Ian Cree, from Queen Alexandra Hospital, Portsmouth, UK, led a team of researchers who assessed the chemosensitivity of a series of 49 NSCLC tumors and compared this with quantitative expression of putative resistance genes measured by RT-PCR. He said, "There was considerable heterogeneity between tumors, and while this showed no direct correlation with individual gene expression, there was strong correlation of multi-gene signatures for many of the single chemotherapy agents and combinations tested. This may allow the definition of predictive signatures to guide individualized chemotherapy in lung cancer".
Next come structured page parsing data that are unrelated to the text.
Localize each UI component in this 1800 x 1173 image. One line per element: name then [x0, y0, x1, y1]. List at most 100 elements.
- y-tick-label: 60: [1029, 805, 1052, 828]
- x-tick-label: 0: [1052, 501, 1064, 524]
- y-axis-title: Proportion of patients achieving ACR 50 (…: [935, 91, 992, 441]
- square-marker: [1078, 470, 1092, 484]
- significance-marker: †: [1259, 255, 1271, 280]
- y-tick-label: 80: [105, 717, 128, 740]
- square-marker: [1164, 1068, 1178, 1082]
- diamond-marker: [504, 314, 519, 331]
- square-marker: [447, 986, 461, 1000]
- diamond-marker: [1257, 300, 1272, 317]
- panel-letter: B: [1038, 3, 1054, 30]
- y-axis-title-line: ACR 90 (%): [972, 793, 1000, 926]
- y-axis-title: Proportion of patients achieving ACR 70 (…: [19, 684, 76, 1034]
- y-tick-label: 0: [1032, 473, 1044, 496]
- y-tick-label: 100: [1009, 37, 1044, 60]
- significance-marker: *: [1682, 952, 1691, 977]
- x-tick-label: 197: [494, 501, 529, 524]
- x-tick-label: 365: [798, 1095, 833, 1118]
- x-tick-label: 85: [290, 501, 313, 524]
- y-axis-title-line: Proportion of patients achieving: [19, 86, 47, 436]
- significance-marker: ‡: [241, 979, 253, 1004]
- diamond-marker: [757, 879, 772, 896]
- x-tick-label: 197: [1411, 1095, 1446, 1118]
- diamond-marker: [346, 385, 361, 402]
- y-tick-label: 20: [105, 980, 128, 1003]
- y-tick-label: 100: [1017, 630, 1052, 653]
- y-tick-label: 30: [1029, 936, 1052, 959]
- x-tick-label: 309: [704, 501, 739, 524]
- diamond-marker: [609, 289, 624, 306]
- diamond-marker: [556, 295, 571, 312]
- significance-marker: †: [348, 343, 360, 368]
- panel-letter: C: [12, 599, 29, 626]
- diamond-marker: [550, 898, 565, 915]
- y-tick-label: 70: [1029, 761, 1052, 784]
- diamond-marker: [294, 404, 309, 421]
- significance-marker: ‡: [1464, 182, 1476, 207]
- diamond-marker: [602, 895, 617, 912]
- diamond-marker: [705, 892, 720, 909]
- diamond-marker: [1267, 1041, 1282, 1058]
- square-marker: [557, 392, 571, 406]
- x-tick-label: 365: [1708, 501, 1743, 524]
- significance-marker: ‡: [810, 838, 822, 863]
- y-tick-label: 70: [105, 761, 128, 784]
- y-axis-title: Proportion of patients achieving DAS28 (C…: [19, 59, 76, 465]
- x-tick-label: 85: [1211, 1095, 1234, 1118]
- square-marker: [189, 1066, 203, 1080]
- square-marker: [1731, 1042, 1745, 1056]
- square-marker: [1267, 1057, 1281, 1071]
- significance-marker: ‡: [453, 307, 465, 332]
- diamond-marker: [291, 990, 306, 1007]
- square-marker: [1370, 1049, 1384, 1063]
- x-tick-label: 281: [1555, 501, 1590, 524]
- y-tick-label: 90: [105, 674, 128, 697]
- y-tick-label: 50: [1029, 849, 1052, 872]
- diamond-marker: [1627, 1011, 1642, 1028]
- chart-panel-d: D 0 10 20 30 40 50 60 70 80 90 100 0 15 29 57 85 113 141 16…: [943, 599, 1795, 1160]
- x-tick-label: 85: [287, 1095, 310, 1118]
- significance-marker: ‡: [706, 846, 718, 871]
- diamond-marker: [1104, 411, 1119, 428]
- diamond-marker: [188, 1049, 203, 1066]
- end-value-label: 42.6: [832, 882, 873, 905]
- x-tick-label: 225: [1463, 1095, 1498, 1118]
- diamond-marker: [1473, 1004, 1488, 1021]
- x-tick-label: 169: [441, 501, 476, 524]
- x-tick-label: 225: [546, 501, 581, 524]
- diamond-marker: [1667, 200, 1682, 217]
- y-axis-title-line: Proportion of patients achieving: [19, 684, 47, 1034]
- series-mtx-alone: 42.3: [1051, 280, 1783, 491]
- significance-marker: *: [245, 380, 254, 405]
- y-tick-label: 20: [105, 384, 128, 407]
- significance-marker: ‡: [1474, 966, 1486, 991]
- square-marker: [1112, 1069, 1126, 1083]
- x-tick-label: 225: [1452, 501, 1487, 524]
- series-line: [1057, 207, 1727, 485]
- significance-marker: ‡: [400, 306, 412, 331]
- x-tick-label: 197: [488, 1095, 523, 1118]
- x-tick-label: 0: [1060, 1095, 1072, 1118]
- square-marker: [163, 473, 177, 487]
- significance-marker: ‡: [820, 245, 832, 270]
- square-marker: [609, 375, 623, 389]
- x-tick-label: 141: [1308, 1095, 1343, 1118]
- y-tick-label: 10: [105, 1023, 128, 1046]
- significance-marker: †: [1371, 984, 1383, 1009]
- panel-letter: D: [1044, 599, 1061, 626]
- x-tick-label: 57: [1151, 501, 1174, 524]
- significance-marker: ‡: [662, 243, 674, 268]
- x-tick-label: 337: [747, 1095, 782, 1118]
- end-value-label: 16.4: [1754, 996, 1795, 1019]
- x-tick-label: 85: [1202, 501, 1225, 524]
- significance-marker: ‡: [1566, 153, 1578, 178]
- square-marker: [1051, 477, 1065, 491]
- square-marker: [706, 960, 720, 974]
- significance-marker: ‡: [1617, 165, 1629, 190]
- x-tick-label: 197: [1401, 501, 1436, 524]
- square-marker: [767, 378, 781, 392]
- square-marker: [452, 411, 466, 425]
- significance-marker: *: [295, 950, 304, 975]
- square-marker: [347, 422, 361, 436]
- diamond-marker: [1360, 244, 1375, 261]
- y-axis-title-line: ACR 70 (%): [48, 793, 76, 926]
The researchers tested docetaxel, cisplatin, gemcitabine and combinations of the agents on tumour cells taken from 49 fresh NSCLC samples. There were considerable differences between tumors in their sensitivity to individual agents and combinations, though the combination of cisplatin + gemcitabine was usually the most active.
When these results were compared to the gene expression in the tumors, Cree and his colleagues were able to identify a number of patterns, especially in chemosensitivity to combinations of treatments. Cree said, "The genes identified in this study fall into several categories, linked with much studied mechanisms such as metabolism within the cell, membrane drug pumps, and DNA repair, but also with apoptosis, suggesting that the general susceptibility of the cell to undergo this process may be an important determinant of tumor chemosensitivity, outweighing more specific mechanisms".